Final answer:
To prove that the square root of 3 is not rational, we can use a proof by contradiction. Assuming that the square root of 3 is rational, we can derive a contradiction. By showing that the assumption leads to a situation where the numerator and denominator have a common factor, we can conclude that the square root of 3 is irrational.
Step-by-step explanation:
To prove that the square root of 3 is not rational using a proof by contradiction, we assume that √3 is rational. This means that it can be expressed as a fraction a/b, where a and b are integers with no common factors other than 1. Squaring both sides of the equation (√3)^2 = (a/b)^2, we get 3 = (a^2)/(b^2). From this equation, we can conclude that 3b^2 = a^2. It implies that a^2 is divisible by 3, and therefore, a must also be divisible by 3.
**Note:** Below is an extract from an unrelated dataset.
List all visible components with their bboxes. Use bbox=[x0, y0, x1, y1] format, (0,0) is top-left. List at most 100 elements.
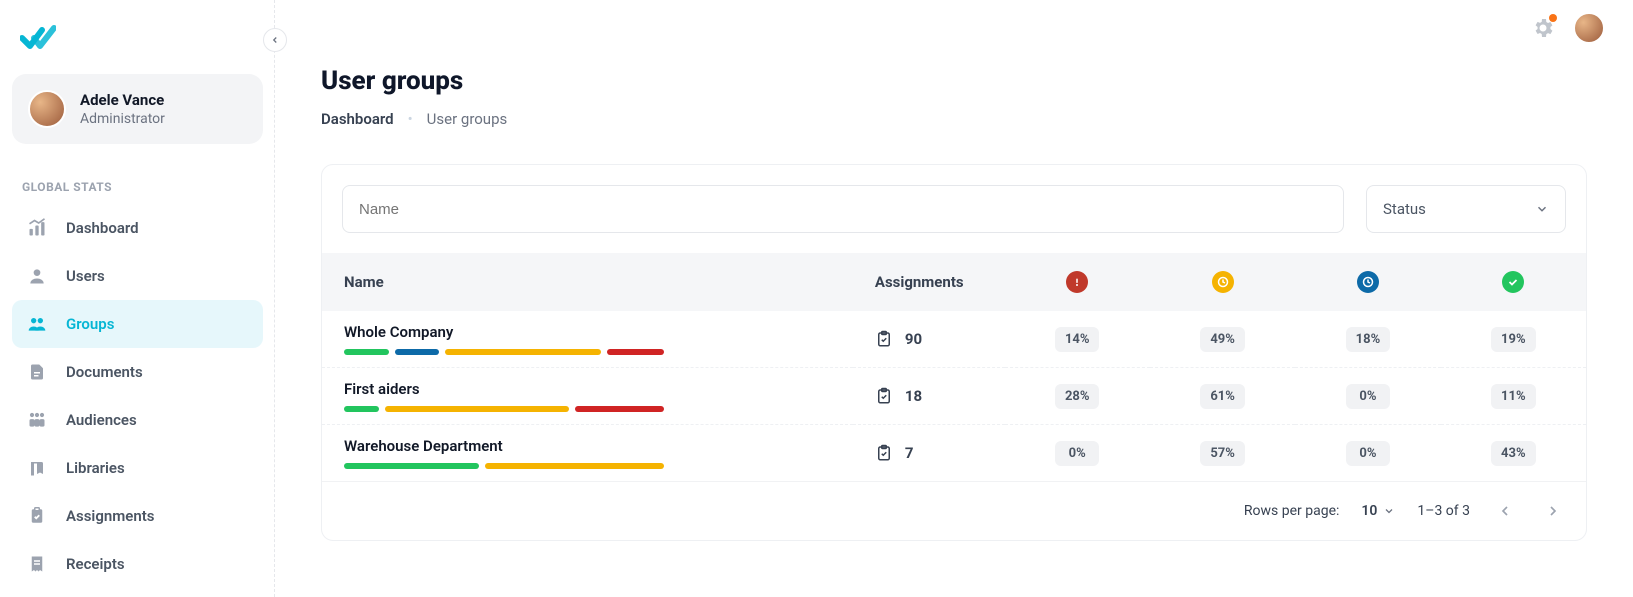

Let's assume a = 3c, where c is an integer. Substituting this into the equation 3b^2 = a^2, we get 3b^2 = (3c)^2 = 9c^2. Dividing both sides of the equation by 3, we have b^2 = 3c^2. This means that b^2 is also divisible by 3, and hence, b must also be divisible by 3.
However, this contradicts our assumption that a and b have no common factors other than 1. Therefore, our assumption that √3 is rational must be incorrect. Hence, the square root of 3 is not rational.